The subterranean galleries, reached by ramps, are equally dull. There is no interactive display unless you count painting children's faces and the occasional dressing-up session in the studio theatre. This has the worse sight-lines in London: the tiny stage has four brick pillars, which means that only about a third of the audience can see properly what is happening. A combination of this structural fault and poor programming means the studio is no longer used for regular performances.

Worse than this is the museum's study room, where its collection of programmes and press cuttings can be viewed. Here again the attitude to the public is more Moscow than Manhattan. The study room is open only from Wednesday to Friday, from 10.30 a.m. to 4.30 p.m., with no service between 1 p.m. and 2 p.m. Unless, that is, it is closed for 'stocktaking' — something that could surely be done, on a rolling programme, during the 212 days a year when it is already closed to the public. You also have to book about four weeks in advance as the study room is so 'busy', though on my most recent visit (1 August), as on virtually every other occasion during the past decade, half the desks were unused.

Even more bizarre is the restriction, per person, to 20 photocopies per day, at a cost of 35p per page, on the grounds that more than this would be an unacceptable burden on the staff. On one occasion I asked for four extra copies and was told: 'You're not the only person who needs copies, you know; there are other people to consider.' At the time there were only three other people in the room, none of them asking for copying to be done.

The Theatre Museum must change its attitude to the public and realise the potential of its collection and location, presenting the world of theatre in a modern and welcoming way. A new structure should be set up whereby it is given its independence, with an autonomous body of governors to whom the museum's director would be accountable. A similar severance was achieved recently, under the former culture secretary Chris Smith, when the Apsley House museum was removed from the V&A's control and handed over to a distinguished board of trustees.

Such a move would provide a greater chance for the Theatre Museum to celebrate theatre's past while connecting with and promoting the best in today's West End and fringe. Or, more drastically, the Theatre Museum could be broken up. The site would sell for a fortune, some of which should be given to the V&A as a thank-you for past efforts but the rest, along with public funds currently budgeted to the V&A to run the building, could be diverted to the remarkable (privately run) Mander and Mitchenson theatre collection, due to move to the Old Royal Naval College, Greenwich this month.

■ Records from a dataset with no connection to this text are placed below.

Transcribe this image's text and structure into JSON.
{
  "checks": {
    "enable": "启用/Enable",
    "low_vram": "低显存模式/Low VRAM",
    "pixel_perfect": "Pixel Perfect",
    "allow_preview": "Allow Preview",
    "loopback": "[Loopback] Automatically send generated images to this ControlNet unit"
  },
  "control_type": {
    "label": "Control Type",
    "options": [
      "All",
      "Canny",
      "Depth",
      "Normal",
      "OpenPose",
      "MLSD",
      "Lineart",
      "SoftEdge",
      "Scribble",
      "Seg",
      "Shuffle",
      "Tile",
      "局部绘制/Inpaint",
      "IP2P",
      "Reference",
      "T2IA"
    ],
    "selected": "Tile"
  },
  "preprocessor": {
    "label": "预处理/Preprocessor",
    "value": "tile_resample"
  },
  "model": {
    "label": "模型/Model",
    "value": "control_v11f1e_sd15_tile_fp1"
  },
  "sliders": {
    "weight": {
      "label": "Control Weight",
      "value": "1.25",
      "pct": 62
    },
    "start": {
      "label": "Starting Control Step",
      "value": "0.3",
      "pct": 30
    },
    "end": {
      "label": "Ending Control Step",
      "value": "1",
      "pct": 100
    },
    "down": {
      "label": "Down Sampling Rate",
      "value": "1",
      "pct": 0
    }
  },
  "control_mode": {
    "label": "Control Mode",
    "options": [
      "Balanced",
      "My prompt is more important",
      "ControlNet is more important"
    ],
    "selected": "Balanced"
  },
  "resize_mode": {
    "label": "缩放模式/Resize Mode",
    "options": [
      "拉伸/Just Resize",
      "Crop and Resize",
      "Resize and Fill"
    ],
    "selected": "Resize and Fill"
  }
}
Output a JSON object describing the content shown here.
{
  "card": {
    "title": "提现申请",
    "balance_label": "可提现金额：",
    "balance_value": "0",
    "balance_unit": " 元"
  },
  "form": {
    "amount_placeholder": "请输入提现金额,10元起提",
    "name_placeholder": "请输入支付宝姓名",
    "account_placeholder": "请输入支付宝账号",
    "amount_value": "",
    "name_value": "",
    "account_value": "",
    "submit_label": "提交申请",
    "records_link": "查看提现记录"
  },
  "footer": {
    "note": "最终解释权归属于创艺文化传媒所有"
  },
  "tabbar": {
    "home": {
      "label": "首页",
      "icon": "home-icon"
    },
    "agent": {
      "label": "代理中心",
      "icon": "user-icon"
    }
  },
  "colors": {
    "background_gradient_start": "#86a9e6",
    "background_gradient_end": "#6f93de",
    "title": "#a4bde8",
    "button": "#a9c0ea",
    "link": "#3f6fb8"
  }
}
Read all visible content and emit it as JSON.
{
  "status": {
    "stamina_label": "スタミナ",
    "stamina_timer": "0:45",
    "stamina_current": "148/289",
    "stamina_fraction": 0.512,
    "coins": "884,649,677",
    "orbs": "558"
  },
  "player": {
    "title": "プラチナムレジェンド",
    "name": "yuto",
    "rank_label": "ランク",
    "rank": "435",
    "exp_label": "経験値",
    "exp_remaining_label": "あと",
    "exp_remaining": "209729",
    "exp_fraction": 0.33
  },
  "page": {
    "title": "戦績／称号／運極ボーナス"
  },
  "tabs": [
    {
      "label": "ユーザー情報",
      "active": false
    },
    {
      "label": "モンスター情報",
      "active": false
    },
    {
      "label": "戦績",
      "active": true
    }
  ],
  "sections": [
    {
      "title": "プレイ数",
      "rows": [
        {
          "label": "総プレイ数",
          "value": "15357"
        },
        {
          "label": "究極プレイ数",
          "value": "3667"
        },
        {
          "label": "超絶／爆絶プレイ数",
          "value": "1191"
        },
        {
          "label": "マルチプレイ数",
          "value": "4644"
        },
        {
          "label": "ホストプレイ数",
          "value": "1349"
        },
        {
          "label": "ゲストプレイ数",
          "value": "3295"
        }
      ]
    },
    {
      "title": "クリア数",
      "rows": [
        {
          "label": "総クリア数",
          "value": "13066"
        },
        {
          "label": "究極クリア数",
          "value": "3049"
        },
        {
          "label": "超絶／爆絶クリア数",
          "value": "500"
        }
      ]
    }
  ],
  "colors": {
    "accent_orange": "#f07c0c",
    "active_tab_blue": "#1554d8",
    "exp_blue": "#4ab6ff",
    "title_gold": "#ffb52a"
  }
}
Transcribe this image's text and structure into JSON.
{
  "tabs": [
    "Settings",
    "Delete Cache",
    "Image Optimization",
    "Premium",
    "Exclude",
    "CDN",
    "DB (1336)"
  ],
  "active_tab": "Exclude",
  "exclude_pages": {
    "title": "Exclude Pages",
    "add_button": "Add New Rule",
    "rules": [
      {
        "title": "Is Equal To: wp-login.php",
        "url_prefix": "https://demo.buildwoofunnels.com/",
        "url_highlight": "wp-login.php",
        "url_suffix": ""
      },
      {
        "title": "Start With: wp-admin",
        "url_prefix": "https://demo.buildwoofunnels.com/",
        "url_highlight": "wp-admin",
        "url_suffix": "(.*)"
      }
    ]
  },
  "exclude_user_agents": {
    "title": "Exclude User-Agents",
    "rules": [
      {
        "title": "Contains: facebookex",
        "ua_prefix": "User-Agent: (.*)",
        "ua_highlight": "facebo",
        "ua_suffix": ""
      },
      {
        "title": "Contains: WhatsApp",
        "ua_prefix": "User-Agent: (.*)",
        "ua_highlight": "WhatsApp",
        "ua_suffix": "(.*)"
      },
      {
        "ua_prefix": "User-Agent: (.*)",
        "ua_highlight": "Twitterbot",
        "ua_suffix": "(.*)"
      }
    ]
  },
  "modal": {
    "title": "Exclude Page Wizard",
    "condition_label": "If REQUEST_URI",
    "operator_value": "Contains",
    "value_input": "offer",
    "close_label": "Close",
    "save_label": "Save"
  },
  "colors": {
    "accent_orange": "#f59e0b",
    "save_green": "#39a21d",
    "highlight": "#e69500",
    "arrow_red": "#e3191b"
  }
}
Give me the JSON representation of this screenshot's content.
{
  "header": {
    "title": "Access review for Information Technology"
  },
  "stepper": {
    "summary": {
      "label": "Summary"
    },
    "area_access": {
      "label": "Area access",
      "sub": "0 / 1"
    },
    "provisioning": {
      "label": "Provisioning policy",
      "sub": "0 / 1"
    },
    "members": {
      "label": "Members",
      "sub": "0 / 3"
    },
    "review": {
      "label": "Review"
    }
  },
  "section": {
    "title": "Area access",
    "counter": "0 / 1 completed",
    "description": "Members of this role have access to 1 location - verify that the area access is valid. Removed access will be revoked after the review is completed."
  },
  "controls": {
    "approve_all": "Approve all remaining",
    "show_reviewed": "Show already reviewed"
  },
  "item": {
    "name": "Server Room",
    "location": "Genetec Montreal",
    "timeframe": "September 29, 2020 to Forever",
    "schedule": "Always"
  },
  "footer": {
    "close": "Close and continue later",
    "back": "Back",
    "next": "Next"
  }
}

London's theatre began by the water — the Rose and Globe on the South Bank, the Dorset Garden on the north shore of the Thames near the Blackfriars and Salisbury Court theatres — so a new, accessible national theatre collection, possessing the current Theatre Museum's stock, located by the river at Greenwich would be particularly appropriate. It would involve a lot of work but at least there would be a sense of adventure and commitment to presenting theatre to the public, neither of which are much in evidence these days at the Covent Garden Kremlin.